In a phone interview Tuesday with Italian journalist and TV host Maurizio Belpietro, he said everyone had tried their best to help their country.
"The difference this time is that we weren't able to see through to the end and win," Berlusconi said.
He acknowledged that the confused result has done nothing to help market confidence.
But, he added, "I don't think Monti will be able to form any type of coalition with his policy of austerity and his dangerous economic policies that have hurt Italy."
Unless either Bersani or -- even less likely -- Berlusconi can persuade Grillo to enter an alliance, their options are limited.
Grillo, the 64-year-old known as the "clown prince" of Italian politics, has been outspoken in his criticism of Berlusconi and other politicians in the three years since he founded his party, known as M5S.
CNN iReporter Elisa Bozzi, an Italian art curator, said she was very disappointed by the outcome of the election.
"Yesterday when I saw the result I was completely without words," she said. "I think we in Italy will go again to vote because it's impossible to govern a state in this situation, (where) we don't have a majority."

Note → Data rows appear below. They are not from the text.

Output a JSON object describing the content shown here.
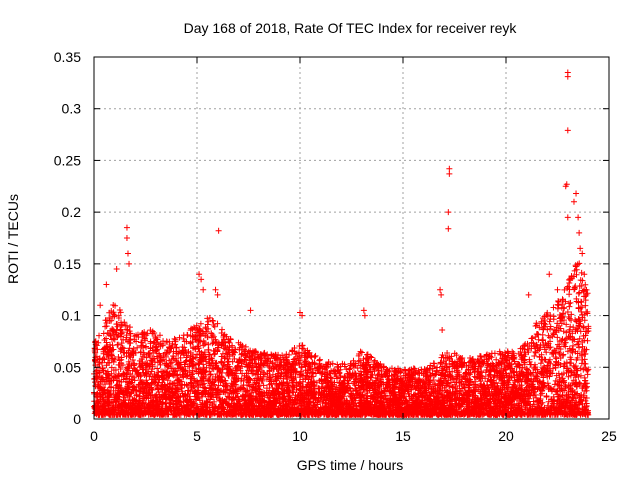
{
  "chart_data": {
    "type": "scatter",
    "title": "Day 168 of 2018, Rate Of TEC Index for receiver reyk",
    "xlabel": "GPS time / hours",
    "ylabel": "ROTI / TECUs",
    "xlim": [
      0,
      25
    ],
    "ylim": [
      0,
      0.35
    ],
    "x_ticks": [
      0,
      5,
      10,
      15,
      20,
      25
    ],
    "x_tick_labels": [
      "0",
      "5",
      "10",
      "15",
      "20",
      "25"
    ],
    "y_ticks": [
      0,
      0.05,
      0.1,
      0.15,
      0.2,
      0.25,
      0.3,
      0.35
    ],
    "y_tick_labels": [
      "0",
      "0.05",
      "0.1",
      "0.15",
      "0.2",
      "0.25",
      "0.3",
      "0.35"
    ],
    "grid": true,
    "marker": "+",
    "marker_color": "#ff0000",
    "series": [
      {
        "name": "ROTI",
        "envelope": {
          "hours": [
            0,
            0.5,
            1.0,
            1.5,
            2.0,
            2.5,
            3.0,
            3.5,
            4.0,
            4.5,
            5.0,
            5.5,
            6.0,
            6.5,
            7.0,
            7.5,
            8.0,
            8.5,
            9.0,
            9.5,
            10.0,
            10.5,
            11.0,
            11.5,
            12.0,
            12.5,
            13.0,
            13.5,
            14.0,
            14.5,
            15.0,
            15.5,
            16.0,
            16.5,
            17.0,
            17.5,
            18.0,
            18.5,
            19.0,
            19.5,
            20.0,
            20.5,
            21.0,
            21.5,
            22.0,
            22.5,
            23.0,
            23.5,
            24.0
          ],
          "typical_max": [
            0.07,
            0.09,
            0.11,
            0.095,
            0.08,
            0.085,
            0.08,
            0.075,
            0.075,
            0.08,
            0.09,
            0.095,
            0.09,
            0.075,
            0.07,
            0.065,
            0.06,
            0.06,
            0.058,
            0.06,
            0.07,
            0.06,
            0.055,
            0.05,
            0.05,
            0.05,
            0.065,
            0.055,
            0.048,
            0.045,
            0.045,
            0.045,
            0.045,
            0.05,
            0.06,
            0.06,
            0.055,
            0.055,
            0.06,
            0.06,
            0.065,
            0.06,
            0.07,
            0.09,
            0.1,
            0.11,
            0.13,
            0.15,
            0.12
          ]
        },
        "spikes": [
          {
            "x": 0.3,
            "y": 0.11
          },
          {
            "x": 0.6,
            "y": 0.13
          },
          {
            "x": 1.1,
            "y": 0.145
          },
          {
            "x": 1.6,
            "y": 0.185
          },
          {
            "x": 1.6,
            "y": 0.175
          },
          {
            "x": 1.65,
            "y": 0.16
          },
          {
            "x": 1.7,
            "y": 0.15
          },
          {
            "x": 5.1,
            "y": 0.14
          },
          {
            "x": 5.2,
            "y": 0.135
          },
          {
            "x": 5.3,
            "y": 0.125
          },
          {
            "x": 5.9,
            "y": 0.125
          },
          {
            "x": 6.0,
            "y": 0.12
          },
          {
            "x": 6.05,
            "y": 0.182
          },
          {
            "x": 7.6,
            "y": 0.105
          },
          {
            "x": 10.0,
            "y": 0.103
          },
          {
            "x": 10.1,
            "y": 0.1
          },
          {
            "x": 13.1,
            "y": 0.105
          },
          {
            "x": 13.15,
            "y": 0.1
          },
          {
            "x": 16.8,
            "y": 0.125
          },
          {
            "x": 16.85,
            "y": 0.12
          },
          {
            "x": 16.9,
            "y": 0.086
          },
          {
            "x": 17.2,
            "y": 0.2
          },
          {
            "x": 17.25,
            "y": 0.242
          },
          {
            "x": 17.25,
            "y": 0.237
          },
          {
            "x": 17.2,
            "y": 0.184
          },
          {
            "x": 21.1,
            "y": 0.12
          },
          {
            "x": 22.1,
            "y": 0.14
          },
          {
            "x": 22.5,
            "y": 0.125
          },
          {
            "x": 22.9,
            "y": 0.225
          },
          {
            "x": 22.95,
            "y": 0.227
          },
          {
            "x": 23.0,
            "y": 0.279
          },
          {
            "x": 23.0,
            "y": 0.335
          },
          {
            "x": 23.0,
            "y": 0.331
          },
          {
            "x": 23.0,
            "y": 0.195
          },
          {
            "x": 23.3,
            "y": 0.21
          },
          {
            "x": 23.4,
            "y": 0.218
          },
          {
            "x": 23.5,
            "y": 0.195
          },
          {
            "x": 23.55,
            "y": 0.18
          },
          {
            "x": 23.6,
            "y": 0.165
          },
          {
            "x": 23.7,
            "y": 0.16
          },
          {
            "x": 23.8,
            "y": 0.14
          },
          {
            "x": 23.9,
            "y": 0.12
          }
        ]
      }
    ]
  }
}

She believes many voters hold Monti responsible for Italy's current debt crisis without remembering the dire economic situation he inherited when Berlusconi resigned in 2011. At the same time, Bersani failed to gain people's confidence, she said.
"Beppe Grillo has many votes because people are angry and frustrated," Bozzi said. "People in Italy are completely disappointed by the situation we see day-by-day, by corruption, scandals."
Such is voters' disillusion that Bozzi believes Grillo could garner enough votes in fresh elections to win outright.
Berlusconi, the septuagenarian playboy billionaire nicknamed "Il Cavaliere," campaigned as a Milan court weighed his appeal against a tax fraud conviction, for which he was sentenced to four years in jail last year.
The verdict has still to be delivered; however, under the Italian legal system, he is entitled to a further appeal in a higher court.
Because the case dates to July 2006, the statute of limitations will expire this year, meaning there is a good chance that none of the defendants will serve any prison time.
Italian parliamentarians are elected for five-year terms, with the current one due to end in April.
But in December, the PdL withdrew its support of the reformist government led by Monti, saying it was pursuing policies that "were too German-centric."
Monti subsequently resigned, and the parliament was dissolved.
Italy's economy has stagnated for years, and suffered the biggest contraction of any G7 nation in 2012 -- it shrank by 2.2%. Last week, the European Commission said it would contract by a further 1.0% this year, double the rate it had previously forecast.
Meanwhile, unemployment will rise to 11.6% in 2013, according to the European Commission, and then 12% next year.